Unfortunately, not only do these scams continue to exist, but scammers are getting more sophisticated and tougher to spot. "These scammers continue to adapt and evolve, and the IRS continues to receive reports of these schemes using multiple languages trying to find victims across the country," IRS Commissioner John Koskinen said recently.
There are too many varieties of phone tax scams to mention here, but common versions involve a supposed IRS agent claiming that you owe tax, which must be paid immediately.
Fortunately, phone scams are easy to avoid if you know what to watch for. Specifically, here are some things the IRS will and will not ever do.
- The IRS will never call to demand immediate payment.
- The IRS will never demand a specific payment method, such as a prepaid debit card or wire transfer.
- The IRS mails a bill first before attempting to contact a taxpayer by phone.
- The IRS will never threaten to immediately bring in local police or other law enforcement.
- The IRS will always give you an opportunity to question or appeal the amount it claims you owe.
- The IRS will never ask for credit or debit card numbers over the phone.
Email and text scams
It's also important to mention that email scams are a big problem as well, where you receive an email supposedly from an IRS agent or are directed to a website that supposedly is run by the IRS. And many of the warning signs listed above apply to emails as well -- for instance, the IRS will never email you to demand immediate payment of a balance you owe.
In addition, be sure you're aware that the official IRS website is www.irs.gov and all official IRS pages begin with that prefix. Don't be fooled by variations, such as irsgov.com.
Finally, since scammers are evolving continuously, scams conducted via text message has started to make an appearance.
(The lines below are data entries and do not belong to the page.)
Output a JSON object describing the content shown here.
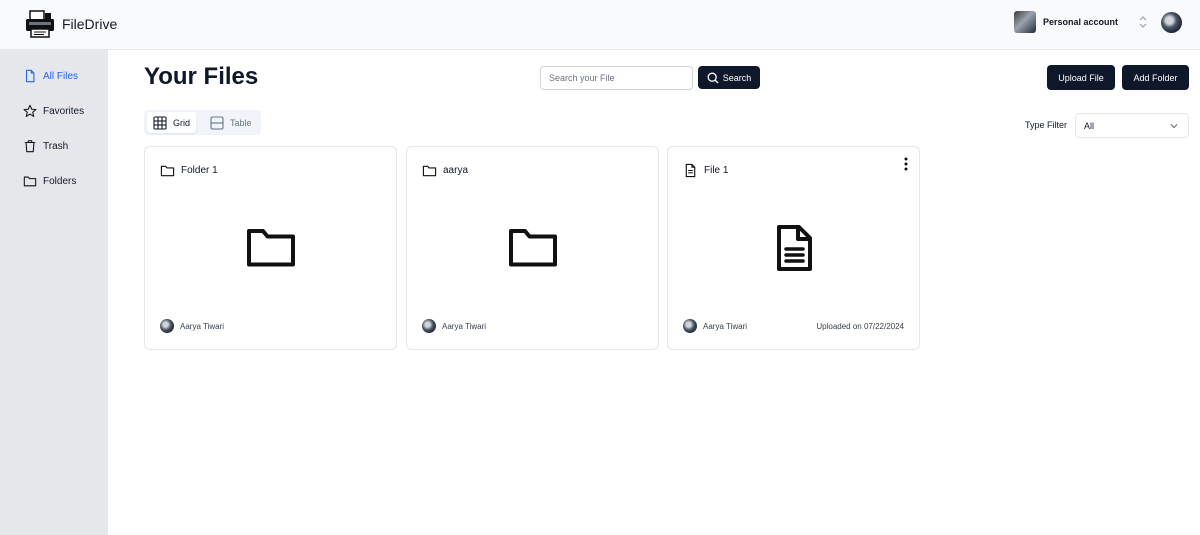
{
  "header": {
    "app_name": "FileDrive",
    "account_name": "Personal account",
    "icons": {
      "logo": "printer-logo-icon",
      "switcher": "chevrons-up-down-icon"
    }
  },
  "sidebar": {
    "items": [
      {
        "label": "All Files",
        "icon": "file-icon",
        "active": true
      },
      {
        "label": "Favorites",
        "icon": "star-icon",
        "active": false
      },
      {
        "label": "Trash",
        "icon": "trash-icon",
        "active": false
      },
      {
        "label": "Folders",
        "icon": "folder-icon",
        "active": false
      }
    ]
  },
  "main": {
    "title": "Your Files",
    "search": {
      "placeholder": "Search your File",
      "value": "",
      "button_label": "Search"
    },
    "actions": {
      "upload_label": "Upload File",
      "add_folder_label": "Add Folder"
    },
    "view_toggle": {
      "grid_label": "Grid",
      "table_label": "Table",
      "selected": "Grid"
    },
    "type_filter": {
      "label": "Type Filter",
      "selected": "All"
    },
    "cards": [
      {
        "name": "Folder 1",
        "type": "folder",
        "owner": "Aarya Tiwari",
        "uploaded": ""
      },
      {
        "name": "aarya",
        "type": "folder",
        "owner": "Aarya Tiwari",
        "uploaded": ""
      },
      {
        "name": "File 1",
        "type": "file",
        "owner": "Aarya Tiwari",
        "uploaded": "Uploaded on 07/22/2024"
      }
    ]
  },
  "colors": {
    "primary": "#0f172a",
    "active_link": "#2563eb",
    "sidebar_bg": "#e5e7eb",
    "header_bg": "#f9fafb"
  }
}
The same cautionary rules apply as I've listed above.
Signs you could be a target
Because we know for sure what the IRS and its representatives will and will not do, here are six signs that the person you're talking with on the phone, getting texted by, or reading an email from is a scammer, and not a legitimate tax collector.
1. You're instructed to pay a balance you owe right away.
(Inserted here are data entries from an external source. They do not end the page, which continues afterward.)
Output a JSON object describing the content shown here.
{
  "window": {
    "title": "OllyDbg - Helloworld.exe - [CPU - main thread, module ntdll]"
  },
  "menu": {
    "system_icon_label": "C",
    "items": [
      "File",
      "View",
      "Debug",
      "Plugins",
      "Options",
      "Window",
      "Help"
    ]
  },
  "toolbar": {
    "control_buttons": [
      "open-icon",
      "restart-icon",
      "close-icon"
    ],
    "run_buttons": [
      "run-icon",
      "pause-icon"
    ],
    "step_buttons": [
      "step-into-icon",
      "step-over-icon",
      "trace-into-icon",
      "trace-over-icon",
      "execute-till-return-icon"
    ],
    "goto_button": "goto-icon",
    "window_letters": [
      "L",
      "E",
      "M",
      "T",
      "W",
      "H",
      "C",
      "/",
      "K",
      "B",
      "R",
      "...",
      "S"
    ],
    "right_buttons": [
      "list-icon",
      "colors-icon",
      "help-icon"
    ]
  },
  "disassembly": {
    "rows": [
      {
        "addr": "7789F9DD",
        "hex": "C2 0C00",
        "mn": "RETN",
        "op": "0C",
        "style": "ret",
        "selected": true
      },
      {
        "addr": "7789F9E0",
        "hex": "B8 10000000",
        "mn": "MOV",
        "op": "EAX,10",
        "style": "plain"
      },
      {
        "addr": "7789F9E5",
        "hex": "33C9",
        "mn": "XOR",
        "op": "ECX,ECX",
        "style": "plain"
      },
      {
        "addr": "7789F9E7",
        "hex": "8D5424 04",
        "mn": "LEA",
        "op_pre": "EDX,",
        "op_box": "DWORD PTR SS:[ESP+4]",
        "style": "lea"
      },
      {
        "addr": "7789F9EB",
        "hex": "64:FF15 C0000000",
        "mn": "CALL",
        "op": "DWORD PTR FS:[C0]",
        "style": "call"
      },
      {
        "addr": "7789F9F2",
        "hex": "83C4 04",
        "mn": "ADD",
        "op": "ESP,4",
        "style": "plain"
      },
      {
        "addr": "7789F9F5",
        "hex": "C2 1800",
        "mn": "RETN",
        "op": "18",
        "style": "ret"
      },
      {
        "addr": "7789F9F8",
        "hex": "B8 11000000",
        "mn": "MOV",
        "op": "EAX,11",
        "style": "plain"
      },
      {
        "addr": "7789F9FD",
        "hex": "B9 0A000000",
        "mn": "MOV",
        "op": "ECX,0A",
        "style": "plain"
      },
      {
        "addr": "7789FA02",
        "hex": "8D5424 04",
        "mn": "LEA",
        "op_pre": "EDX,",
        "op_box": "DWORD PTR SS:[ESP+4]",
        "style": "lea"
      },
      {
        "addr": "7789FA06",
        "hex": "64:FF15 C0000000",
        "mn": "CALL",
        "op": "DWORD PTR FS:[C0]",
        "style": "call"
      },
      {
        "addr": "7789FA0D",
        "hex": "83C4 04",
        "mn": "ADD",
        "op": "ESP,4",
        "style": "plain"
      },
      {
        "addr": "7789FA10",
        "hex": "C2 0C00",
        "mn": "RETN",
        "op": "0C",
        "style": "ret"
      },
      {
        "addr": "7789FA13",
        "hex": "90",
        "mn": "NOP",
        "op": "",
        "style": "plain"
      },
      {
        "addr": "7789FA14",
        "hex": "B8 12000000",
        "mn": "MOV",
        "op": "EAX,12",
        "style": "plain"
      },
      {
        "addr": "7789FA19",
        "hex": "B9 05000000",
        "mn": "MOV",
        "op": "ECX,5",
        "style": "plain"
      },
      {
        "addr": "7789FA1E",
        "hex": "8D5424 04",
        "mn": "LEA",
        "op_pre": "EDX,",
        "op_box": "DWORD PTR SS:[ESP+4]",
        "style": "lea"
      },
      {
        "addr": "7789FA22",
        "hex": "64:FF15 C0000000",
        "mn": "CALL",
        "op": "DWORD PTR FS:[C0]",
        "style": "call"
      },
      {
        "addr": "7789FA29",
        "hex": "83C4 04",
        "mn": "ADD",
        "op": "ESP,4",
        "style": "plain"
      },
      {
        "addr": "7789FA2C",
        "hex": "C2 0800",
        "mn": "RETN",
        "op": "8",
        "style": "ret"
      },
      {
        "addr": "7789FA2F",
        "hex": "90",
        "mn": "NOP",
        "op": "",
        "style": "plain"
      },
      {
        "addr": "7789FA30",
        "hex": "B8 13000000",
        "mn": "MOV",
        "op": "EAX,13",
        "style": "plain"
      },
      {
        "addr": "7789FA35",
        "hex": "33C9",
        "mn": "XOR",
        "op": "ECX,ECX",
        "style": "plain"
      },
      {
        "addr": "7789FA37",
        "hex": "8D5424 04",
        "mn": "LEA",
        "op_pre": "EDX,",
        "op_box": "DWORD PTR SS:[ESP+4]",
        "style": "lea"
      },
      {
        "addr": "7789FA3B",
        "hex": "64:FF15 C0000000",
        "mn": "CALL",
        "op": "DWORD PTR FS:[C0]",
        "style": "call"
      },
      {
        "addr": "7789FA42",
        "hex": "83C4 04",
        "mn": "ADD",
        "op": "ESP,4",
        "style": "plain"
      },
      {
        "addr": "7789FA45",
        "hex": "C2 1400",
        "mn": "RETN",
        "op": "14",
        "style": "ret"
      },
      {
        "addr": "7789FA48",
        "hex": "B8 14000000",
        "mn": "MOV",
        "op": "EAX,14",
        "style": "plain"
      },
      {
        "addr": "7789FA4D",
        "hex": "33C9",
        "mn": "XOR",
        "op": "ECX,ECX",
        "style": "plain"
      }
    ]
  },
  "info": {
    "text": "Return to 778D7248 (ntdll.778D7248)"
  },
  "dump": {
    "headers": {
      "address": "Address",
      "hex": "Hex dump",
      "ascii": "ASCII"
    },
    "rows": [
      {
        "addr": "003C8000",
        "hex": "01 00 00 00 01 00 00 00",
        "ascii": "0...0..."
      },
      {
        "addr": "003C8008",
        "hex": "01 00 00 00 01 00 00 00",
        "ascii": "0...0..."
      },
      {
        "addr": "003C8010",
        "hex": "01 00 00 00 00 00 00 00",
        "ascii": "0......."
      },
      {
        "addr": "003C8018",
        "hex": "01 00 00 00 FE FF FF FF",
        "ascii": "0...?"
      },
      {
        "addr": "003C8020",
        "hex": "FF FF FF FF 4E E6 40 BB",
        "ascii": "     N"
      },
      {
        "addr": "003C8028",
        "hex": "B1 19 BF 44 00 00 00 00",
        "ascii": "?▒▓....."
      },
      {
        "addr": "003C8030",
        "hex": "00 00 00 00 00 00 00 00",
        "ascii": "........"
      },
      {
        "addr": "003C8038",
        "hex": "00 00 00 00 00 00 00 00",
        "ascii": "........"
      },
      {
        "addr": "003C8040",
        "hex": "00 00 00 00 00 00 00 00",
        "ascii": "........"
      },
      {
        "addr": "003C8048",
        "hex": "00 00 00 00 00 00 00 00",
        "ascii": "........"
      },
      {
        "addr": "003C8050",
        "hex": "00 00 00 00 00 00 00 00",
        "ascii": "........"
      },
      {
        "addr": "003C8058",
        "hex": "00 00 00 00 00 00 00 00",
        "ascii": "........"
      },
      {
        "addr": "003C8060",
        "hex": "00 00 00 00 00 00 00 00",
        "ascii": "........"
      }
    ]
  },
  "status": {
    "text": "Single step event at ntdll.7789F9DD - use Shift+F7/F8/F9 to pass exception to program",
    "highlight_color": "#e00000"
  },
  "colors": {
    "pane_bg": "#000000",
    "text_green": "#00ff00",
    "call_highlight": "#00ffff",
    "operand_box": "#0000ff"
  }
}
2. You're told to load money onto a prepaid debit card.
3. You never received any prior communication from the IRS through the mail.
4. You're looking at a website that doesn't begin with irs.gov that's asking you for sensitive information, or demanding that you pay taxes you owe.
5. You're expected to read your credit card number or other sensitive information over the phone.
6. You're told you have no way to challenge the amount you owe -- you just have to pay it.
7. You're told the police will come arrest and/or deport you if you don't cooperate.
What to do
If you get a call, email, or text, supposedly from an IRS representative, and you notice any of these warning signs, there's a good chance you're an intended victim of a tax scam. If you suspect a scam, hang up the phone immediately, and report the scam to the Treasury Inspector General for Tax Administration, which you can do online here. You can also report it to the Federal Trade Commission.
If you think you owe tax, or even if you know for a fact that you do, it's still important to be on the lookout for scammers. If you even think the person you're talking to might be a scammer, hang up and call the actual IRS at 800-829-1040. There's no tax matter that can't wait for a few minutes, and you'll at least have the peace of mind of knowing you're talking to legitimate IRS representatives.